In today’s San Francisco Chronicle, reporter Julian Guthrie (author of the best-selling Ellison profile The Billionaire and the Mechanic) laid out the three-year chronology of the new plan. Currently, it does not name San Francisco as the ultimate AC 35 battleground. However, negotiations toward that end are ongoing.
Building on his AC 34 goal of making high-end yacht racing appealing to millions of non-sailing sports fans around the world (in addition to sailors of all stripes), Ellison proposes a series of AC45 competitions beginning next year, staged in every country that fields a team — 10 or more destinations. The top two teams from both the Atlantic and Pacific divisions would compete in division championships in the spring of 2017, potentially in Rome and Shanghai (respectively).
That summer, division champs would race in AC60s — the new America’s Cup cat class — in the Louis Vuitton Cup in Honolulu. The America’s Cup finals would follow in the same venue.
Why Honolulu? Again, negotiations are ongoing with the City of San Francisco and perhaps also Newport, RI. But Ellison has long had a strong affinity for Hawaii, evidenced by the fact that he bought the island of Lanai in 2012 for $300 million.

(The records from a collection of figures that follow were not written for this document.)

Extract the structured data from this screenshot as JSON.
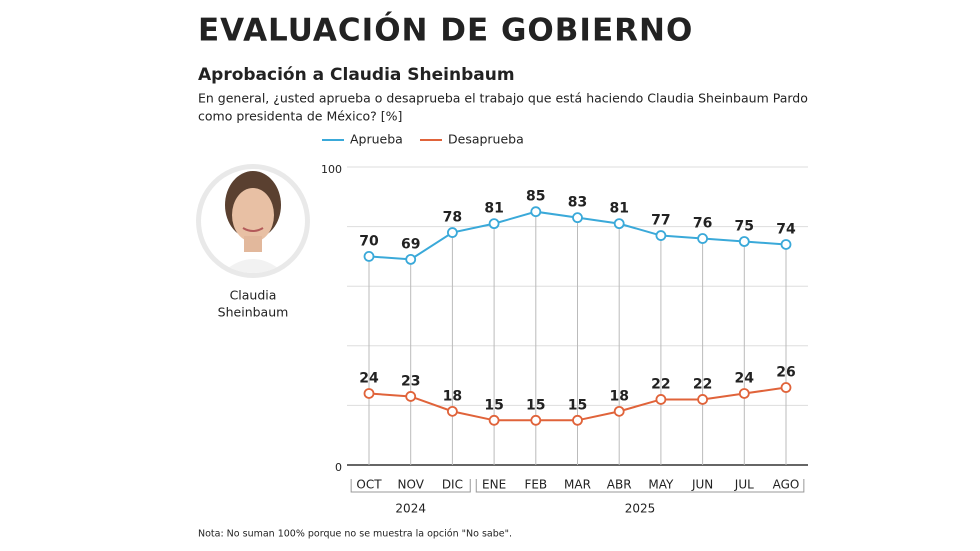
{
  "header": {
    "title": "EVALUACIÓN DE GOBIERNO",
    "subtitle": "Aprobación a Claudia Sheinbaum",
    "question": [
      "En general, ¿usted aprueba o desaprueba el trabajo que está haciendo Claudia Sheinbaum Pardo",
      "como presidenta de México?  [%]"
    ]
  },
  "person": {
    "name": [
      "Claudia",
      "Sheinbaum"
    ]
  },
  "chart_data": {
    "type": "line",
    "categories": [
      "OCT",
      "NOV",
      "DIC",
      "ENE",
      "FEB",
      "MAR",
      "ABR",
      "MAY",
      "JUN",
      "JUL",
      "AGO"
    ],
    "groups": [
      {
        "label": "2024",
        "span": 3
      },
      {
        "label": "2025",
        "span": 8
      }
    ],
    "series": [
      {
        "name": "Aprueba",
        "color": "#3aa9d9",
        "values": [
          70,
          69,
          78,
          81,
          85,
          83,
          81,
          77,
          76,
          75,
          74
        ]
      },
      {
        "name": "Desaprueba",
        "color": "#e0633a",
        "values": [
          24,
          23,
          18,
          15,
          15,
          15,
          18,
          22,
          22,
          24,
          26
        ]
      }
    ],
    "ylim": [
      0,
      100
    ],
    "yticks": [
      0,
      {
        "value": 20,
        "label": null
      },
      {
        "value": 40,
        "label": null
      },
      {
        "value": 60,
        "label": null
      },
      {
        "value": 80,
        "label": null
      },
      100
    ],
    "grid": true,
    "legend": "top"
  },
  "note": "Nota: No suman 100% porque no se muestra la opción \"No sabe\"."
}
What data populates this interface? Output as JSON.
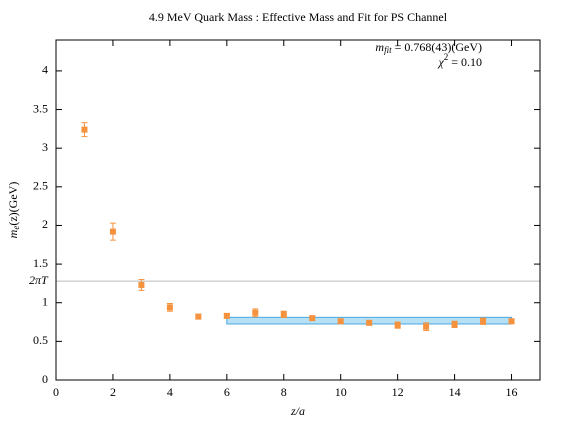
{
  "chart_data": {
    "type": "scatter",
    "title": "4.9 MeV Quark Mass : Effective Mass and Fit for PS Channel",
    "x_label": "z/a",
    "y_label": {
      "symbol": "m",
      "subscript": "e",
      "rest": "(z)(GeV)"
    },
    "xlim": [
      0,
      17
    ],
    "ylim": [
      0,
      4.4
    ],
    "xticks": [
      0,
      2,
      4,
      6,
      8,
      10,
      12,
      14,
      16
    ],
    "yticks": [
      0,
      0.5,
      1,
      1.5,
      2,
      2.5,
      3,
      3.5,
      4
    ],
    "series": [
      {
        "color": "#f5923e",
        "x": [
          1,
          2,
          3,
          4,
          5,
          6,
          7,
          8,
          9,
          10,
          11,
          12,
          13,
          14,
          15,
          16
        ],
        "values": [
          3.24,
          1.92,
          1.23,
          0.94,
          0.82,
          0.83,
          0.87,
          0.85,
          0.8,
          0.76,
          0.74,
          0.71,
          0.69,
          0.72,
          0.76,
          0.76
        ],
        "errors": [
          0.09,
          0.11,
          0.07,
          0.05,
          0.03,
          0.03,
          0.05,
          0.04,
          0.03,
          0.03,
          0.03,
          0.04,
          0.05,
          0.04,
          0.04,
          0.03
        ]
      }
    ],
    "reference_line": {
      "label": "2πT",
      "value": 1.28,
      "color": "#bbbbbb"
    },
    "fit": {
      "symbol": "m",
      "subscript": "fit",
      "text": "= 0.768(43)(GeV)",
      "value": 0.768,
      "error": 0.043,
      "xrange": [
        6,
        16
      ],
      "color": "#b6e0f5",
      "edge_color": "#4aa8df"
    },
    "chi2": {
      "symbol": "χ",
      "superscript": "2",
      "text": "= 0.10"
    }
  }
}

While we applaud the plan as being more creative and inclusive (in terms of multiple race venues) than ever before, two questions immediately come to mind: 1) If the AC45 finals will happen in the spring of 2017, only then deciding contenders for the LVC that same summer, how will potential contenders know whether (and when) to build an AC60? 2) If San Francisco’s typical summer winds were sometimes too strong for AC72s, won’t Hawaii’s equally strong breezes be too much for AC60s?
In any case, we wish Ellison the best of luck in pulling off this ambitious game plan, and realizing his ultimate goal of making sailboat racing popular with mainstream audiences. He told Guthrie, "We want to create a 21st-century sports business that will support sailing professionals and their families. Businesses that don’t make money are not sustainable. Sports that don’t make money are just hobbies for rich guys." He certainly ought to know.